The explosion in density in the heart of Toronto is also in sharp reversal of a three-decade-long trend by Echo Boomers' parents, who fled the downtown in the early 70s eager to buy larger, more affordable homes in the suburbs.
"There's been a surge in construction of mixed-use communities in Toronto, which is attracting a more youthful, urban crowd who don't want a long commute," says the report's author, Francis Fong. "They want to be close to their jobs, surrounded by great restaurants and night life. They want the whole nine yards."
Echo Boomers – individuals born between 1972 and 1992 – are now the largest age group in Canada, adds Mr. Fong, who began researching the demographic shift in Toronto's downtown at the end of last year.
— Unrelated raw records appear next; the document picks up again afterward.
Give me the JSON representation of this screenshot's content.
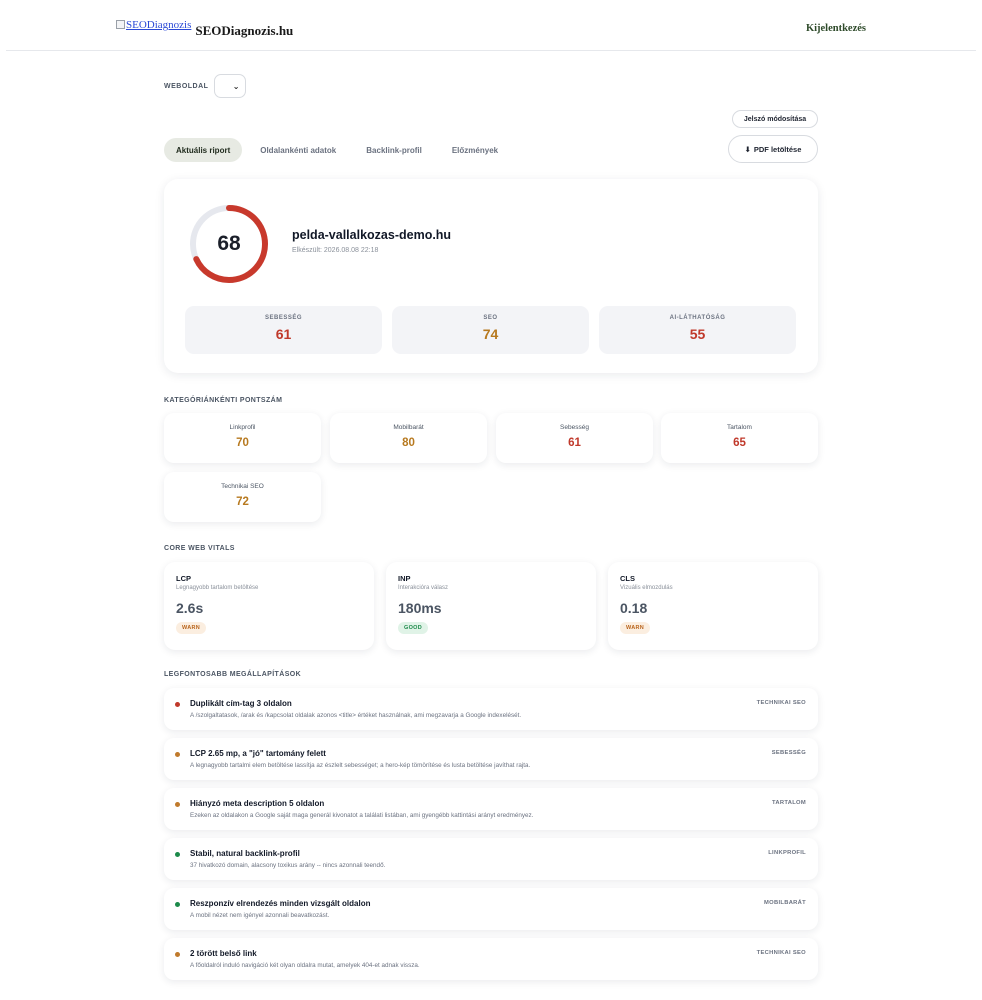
{
  "header": {
    "logo_alt": "SEODiagnozis",
    "brand_name": "SEODiagnozis.hu",
    "logout_label": "Kijelentkezés"
  },
  "site_selector": {
    "label": "WEBOLDAL",
    "value": ""
  },
  "buttons": {
    "password_change": "Jelszó módosítása",
    "pdf_download": "PDF letöltése"
  },
  "tabs": [
    {
      "label": "Aktuális riport",
      "active": true
    },
    {
      "label": "Oldalankénti adatok",
      "active": false
    },
    {
      "label": "Backlink-profil",
      "active": false
    },
    {
      "label": "Előzmények",
      "active": false
    }
  ],
  "summary": {
    "score": "68",
    "score_fraction": 0.68,
    "domain": "pelda-vallalkozas-demo.hu",
    "created": "Elkészült: 2026.08.08 22:18",
    "metrics": [
      {
        "label": "SEBESSÉG",
        "value": "61",
        "color": "#c0392b"
      },
      {
        "label": "SEO",
        "value": "74",
        "color": "#b7791f"
      },
      {
        "label": "AI-LÁTHATÓSÁG",
        "value": "55",
        "color": "#c0392b"
      }
    ]
  },
  "categories": {
    "title": "KATEGÓRIÁNKÉNTI PONTSZÁM",
    "items": [
      {
        "label": "Linkprofil",
        "value": "70",
        "color": "#b7791f"
      },
      {
        "label": "Mobilbarát",
        "value": "80",
        "color": "#b7791f"
      },
      {
        "label": "Sebesség",
        "value": "61",
        "color": "#c0392b"
      },
      {
        "label": "Tartalom",
        "value": "65",
        "color": "#c0392b"
      },
      {
        "label": "Technikai SEO",
        "value": "72",
        "color": "#b7791f"
      }
    ]
  },
  "vitals": {
    "title": "CORE WEB VITALS",
    "items": [
      {
        "name": "LCP",
        "desc": "Legnagyobb tartalom betöltése",
        "value": "2.6s",
        "status": "WARN"
      },
      {
        "name": "INP",
        "desc": "Interakcióra válasz",
        "value": "180ms",
        "status": "GOOD"
      },
      {
        "name": "CLS",
        "desc": "Vizuális elmozdulás",
        "value": "0.18",
        "status": "WARN"
      }
    ]
  },
  "findings": {
    "title": "LEGFONTOSABB MEGÁLLAPÍTÁSOK",
    "items": [
      {
        "title": "Duplikált cím-tag 3 oldalon",
        "desc": "A /szolgaltatasok, /arak és /kapcsolat oldalak azonos <title> értéket használnak, ami megzavarja a Google indexelését.",
        "category": "TECHNIKAI SEO",
        "dot": "#c0392b"
      },
      {
        "title": "LCP 2.65 mp, a \"jó\" tartomány felett",
        "desc": "A legnagyobb tartalmi elem betöltése lassítja az észlelt sebességet; a hero-kép tömörítése és lusta betöltése javíthat rajta.",
        "category": "SEBESSÉG",
        "dot": "#c07a2c"
      },
      {
        "title": "Hiányzó meta description 5 oldalon",
        "desc": "Ezeken az oldalakon a Google saját maga generál kivonatot a találati listában, ami gyengébb kattintási arányt eredményez.",
        "category": "TARTALOM",
        "dot": "#c07a2c"
      },
      {
        "title": "Stabil, natural backlink-profil",
        "desc": "37 hivatkozó domain, alacsony toxikus arány -- nincs azonnali teendő.",
        "category": "LINKPROFIL",
        "dot": "#1c8a4a"
      },
      {
        "title": "Reszponzív elrendezés minden vizsgált oldalon",
        "desc": "A mobil nézet nem igényel azonnali beavatkozást.",
        "category": "MOBILBARÁT",
        "dot": "#1c8a4a"
      },
      {
        "title": "2 törött belső link",
        "desc": "A főoldalról induló navigáció két olyan oldalra mutat, amelyek 404-et adnak vissza.",
        "category": "TECHNIKAI SEO",
        "dot": "#c07a2c"
      }
    ]
  },
  "colors": {
    "gauge_arc": "#c8392c",
    "gauge_track": "#e6e8ee",
    "active_tab_bg": "#e7eae3"
  },
  "icons": {
    "select_chevron": "chevron-down-icon",
    "pdf": "download-icon",
    "logo": "broken-image-icon"
  }
}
The TD report says this work force is highly skilled and highly educated. Those skill sets are also attracting businesses, which for years had tended to locate in the suburbs to avoid high commercial real estate costs. Offices are returning to the urban mecca, says Mr. Fong, so they can tap into this growing labour pool.
Since 2009, 4.7 million square feet of office space has been built in the city of Toronto, compared with 3.9 million in the surrounding areas of Halton, York, Peel, and Durham. "I would expect that trend to continue, but what happens when the Echo Boomers start having children? Will they want to raise families in condos, or will they follow their parents to the outskirts? It's a question mark, but if they move out of the core, their parents – who want to downsize – may move back in. It's going to be fascinating to watch what takes place," says Mr. Fong.
The Echo Boom generation currently makes up close to half of the downtown core's population, but only represents one-quarter of the entire province's population. The median age in the downtown core is mid-30s, while in the rest of Ontario it's above 40.
Mr. Fong says the gentrification of once-tired neighbourhoods in the core has also sparked a massive increase in condo construction. According to a recent city of Toronto report, 40,000 condos have been built in the core south of Bloor Street since 2000. As of the end of 2011, more than 90,000 additional condo units have been built or approved within the city, most in the core.
Naturally, the influx of people to Toronto's downtown will put greater pressure on public transit, roads and infrastructure that is already overburdened. The city, says Mr. Fong, is going to have to act – and act quickly – to keep up with demand. But he adds "growing pains are an inevitable part" of Toronto evolving into a world-class city.